A personal project to generate a time-saving tabular data preprocessing library for Python, along with a resilient end-to-end CLI-based data preparation script for less-technical users.
The TADPREP (Tabular Automated Data PREProcessing) library is a unified, importable package intended to streamline the preprocessing of tabular data. The data preparation process that is performed on tabular datafiles before advanced data analysis is reasonably consistent and often leads to the reuse and/or reproduction of older, potentially-deprecated data preprocessing code. The TADPREP library helps to obviate that code reproduction and to save a busy data scientist time and effort.
While every analytical task inevitably has its own particular corner cases and unique challenges, the core steps involved in tabular data preparation (especially assuming a naive-case approach) are consistent in form and order. Writing fresh code to handle data preparation for each new project is labor-intensive and time-inefficient.
As such, the TADPREP library (in addition to providing a full end-to-end script which can walk a user through data preprocessing) contains a number of core data-mutation methods which, when combined as per the user's specifications, can greatly accelerate their data preprocessing workflow.
TADPREP leverages validated data preparation libraries, extensive error handling, and a streamlined, lightweight UX intended to make the tabular data preparation process as smooth and low-effort as possible.
TADPREP can be imported into any standard IDE. The end-to-end pipeline script can be run directly from the CLI.
The TADPREP library contains an end-to-end CLI-executable data preprocessing pipeline script.
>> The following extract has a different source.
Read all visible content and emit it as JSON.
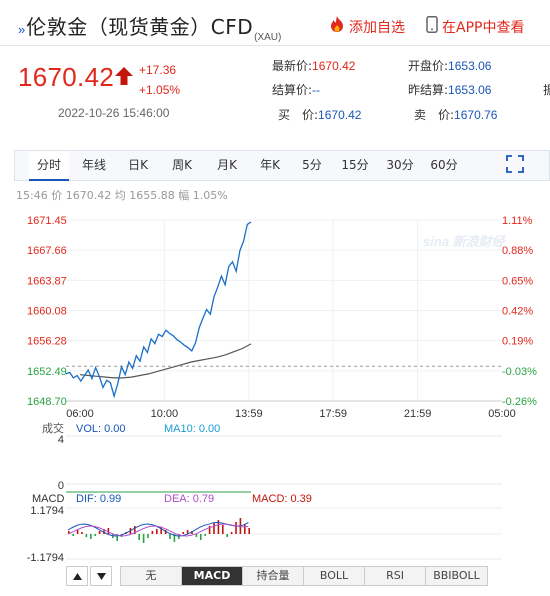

Once the TADPREPS library is installed on your machine, this interactive script can be activated by running the following command on the CLI:
tadprepAlternately, if that simple execution method fails, you may run this more explicit call on the CLI:
python -m tadprepThis script serves as a more fully interactive, "hand-holding" process which will walk a user through the ingestion of a tabular file, the mutation of the data in the file, and the export of the transformed data into a new static file.
The script accepts .csv, .tsv, and Excel-type files as input, and supports the creation of .csv, .tsv, Excel, Pickle, Parquet, and JSON files during the file-export process.
The end-to-end script has two primary use cases:
- It can be used by less programming-proficient people who need some more help with the process.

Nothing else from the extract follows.